Discouraged and frustrated, he resigned last week.
He said Ellis and state Rep. Pete Daley, D-California, failed to return repeated calls and e-mails as he and others sought information and tried to clear up confusion over the Cultural Trust's articles of incorporation.
Facing a fast-approaching deadline to raise matching money for a $250,000 state grant and to qualify for a $179,000 local grant, an ad hoc support group tried to reorganize and re-energize the Cultural Trust.
A “Jail Bail” in front of the Coyle and “Friends of the Coyle” funfest at Anthony's on the Mon, a Speers restaurant, netted about $4,000.
The Coyle Support Committee began weekly meetings, with John Mollenauer serving as facilitator. He's the former Charleroi Chamber of Commerce executive director and a respected civic leader.
Even if restoring the Coyle is feasible, he cautioned, “A golden monument does no good unless it's operational. The sustainability factor is critical, such as salaries for staff, performance costs, marketing, insurance, maintenance, utilities, etc.,” issues also left unaddressed.
Like Smith and several others, Mollenauer, too, has stepped back, frustrated by squabbling and poor business acumen.
I attended both of the support group's recent fund-raising events, took a “flashlight tour” of the now musty-smelling Coyle, whose electricity was turned off long ago, and sat in on a support group meeting in order to gain understanding and perspective for today's column.
I reached two primary conclusions for people who still think the Coyle can make a comeback and those who don't, skeptics who grouse, with increasing justification, “I'll believe it when I see it.”
First, there is hope, or there was hope.
The support group meetings attracted and recommended “shakers-and-movers,” supporters willing to help, people with the expertise, contacts and background who, working cooperatively, relentlessly and aggressively, faced good odds of success..
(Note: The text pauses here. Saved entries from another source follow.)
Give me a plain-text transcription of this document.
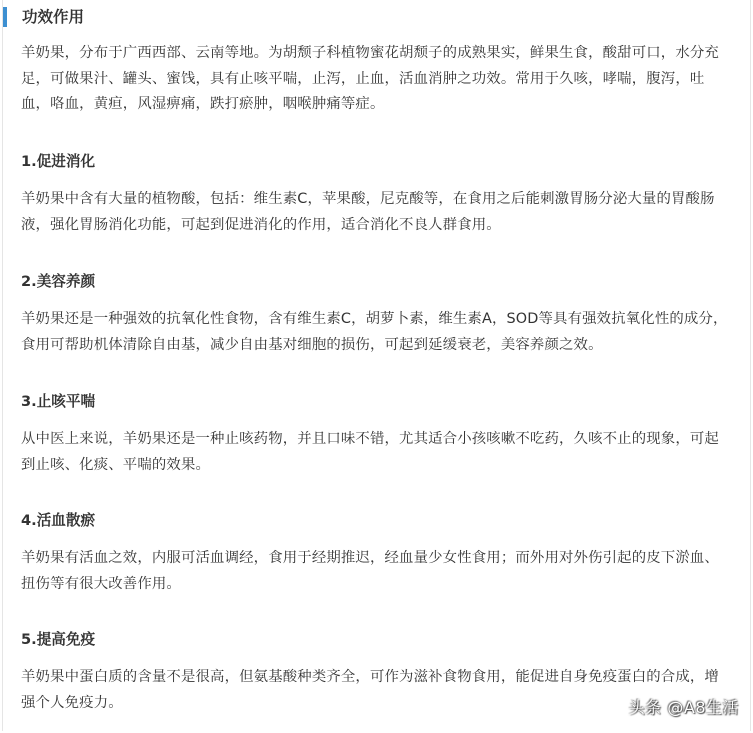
功效作用

羊奶果，分布于广西西部、云南等地。为胡颓子科植物蜜花胡颓子的成熟果实，鲜果生食，酸甜可口，水分充足，可做果汁、罐头、蜜饯，具有止咳平喘，止泻，止血，活血消肿之功效。常用于久咳，哮喘，腹泻，吐血，咯血，黄疸，风湿痹痛，跌打瘀肿，咽喉肿痛等症。

1.促进消化

羊奶果中含有大量的植物酸，包括：维生素C，苹果酸，尼克酸等，在食用之后能刺激胃肠分泌大量的胃酸肠液，强化胃肠消化功能，可起到促进消化的作用，适合消化不良人群食用。

2.美容养颜

羊奶果还是一种强效的抗氧化性食物，含有维生素C，胡萝卜素，维生素A，SOD等具有强效抗氧化性的成分，食用可帮助机体清除自由基，减少自由基对细胞的损伤，可起到延缓衰老，美容养颜之效。

3.止咳平喘

从中医上来说，羊奶果还是一种止咳药物，并且口味不错，尤其适合小孩咳嗽不吃药，久咳不止的现象，可起到止咳、化痰、平喘的效果。

4.活血散瘀

羊奶果有活血之效，内服可活血调经，食用于经期推迟，经血量少女性食用；而外用对外伤引起的皮下淤血、扭伤等有很大改善作用。

5.提高免疫

羊奶果中蛋白质的含量不是很高，但氨基酸种类齐全，可作为滋补食物食用，能促进自身免疫蛋白的合成，增强个人免疫力。	头条 @A8生活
A few familiar names brought up included Nikki Sheppick, Susan Smith Sparks, the Rev. Ken Thompson, Jim Protin, Christine Cardinale, Joe Carrone, Chris Sepesy, Robert Rossi, Don Ruschak, Larry Cowell, Leland Calistri, Clara Pascoe, Armand Ferrrari and Brad Ferko.
That changed last week.
Ellis and a member said to have “come out of the woodwork” ignored those supporters and instead appointed friends and relatives said to be in her corner, including ones associated with California's Cal-Ed Federal Credit Union. Ellis is a member of the FCU's Supervisory Committee.
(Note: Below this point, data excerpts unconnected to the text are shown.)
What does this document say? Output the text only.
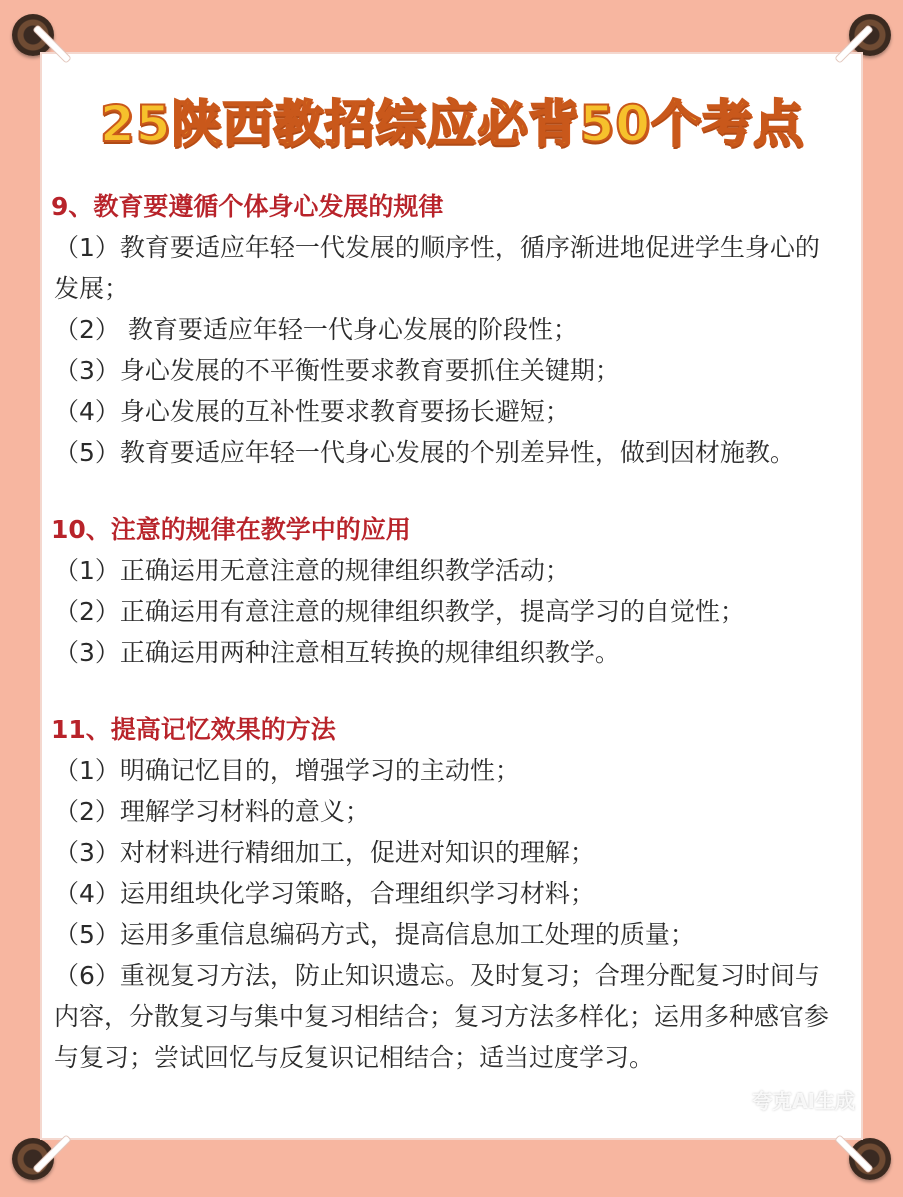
25陕西教招综应必背50个考点
9、教育要遵循个体身心发展的规律
（1）教育要适应年轻一代发展的顺序性，循序渐进地促进学生身心的发展；
（2） 教育要适应年轻一代身心发展的阶段性；
（3）身心发展的不平衡性要求教育要抓住关键期；
（4）身心发展的互补性要求教育要扬长避短；
（5）教育要适应年轻一代身心发展的个别差异性，做到因材施教。
10、注意的规律在教学中的应用
（1）正确运用无意注意的规律组织教学活动；
（2）正确运用有意注意的规律组织教学，提高学习的自觉性；
（3）正确运用两种注意相互转换的规律组织教学。
11、提高记忆效果的方法
（1）明确记忆目的，增强学习的主动性；
（2）理解学习材料的意义；
（3）对材料进行精细加工，促进对知识的理解；
（4）运用组块化学习策略，合理组织学习材料；
（5）运用多重信息编码方式，提高信息加工处理的质量；
（6）重视复习方法，防止知识遗忘。及时复习；合理分配复习时间与内容，分散复习与集中复习相结合；复习方法多样化；运用多种感官参与复习；尝试回忆与反复识记相结合；适当过度学习。
夸克AI生成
Second, it's now or never.
That has not changed.
With increasingly scarce public funds and grants available, the Cultural Trust can't afford to pass up the opportunity to bring nearly $400,000 of outside money to the project.
But the mistrust, personal differences and unpleasant experiences of the past have not been set aside for the greater good and common objective: Save the Coyle.
To his credit, Smith, who admits to having “stirred the soup,” created a “Friends of the Coyle” site on Facebook.
It has more than 1,400 followers who want to help or donate, although many of them have moved out of the area.
Charleroi and the Mid-Mon Valley couldn't have asked for a better second chance.
That chance has been squandered.
You may not agree.
Prove me wrong. Please.
Thought du jour- “Titanic” was one of the last movies shown at the Coyle. Was it an omen?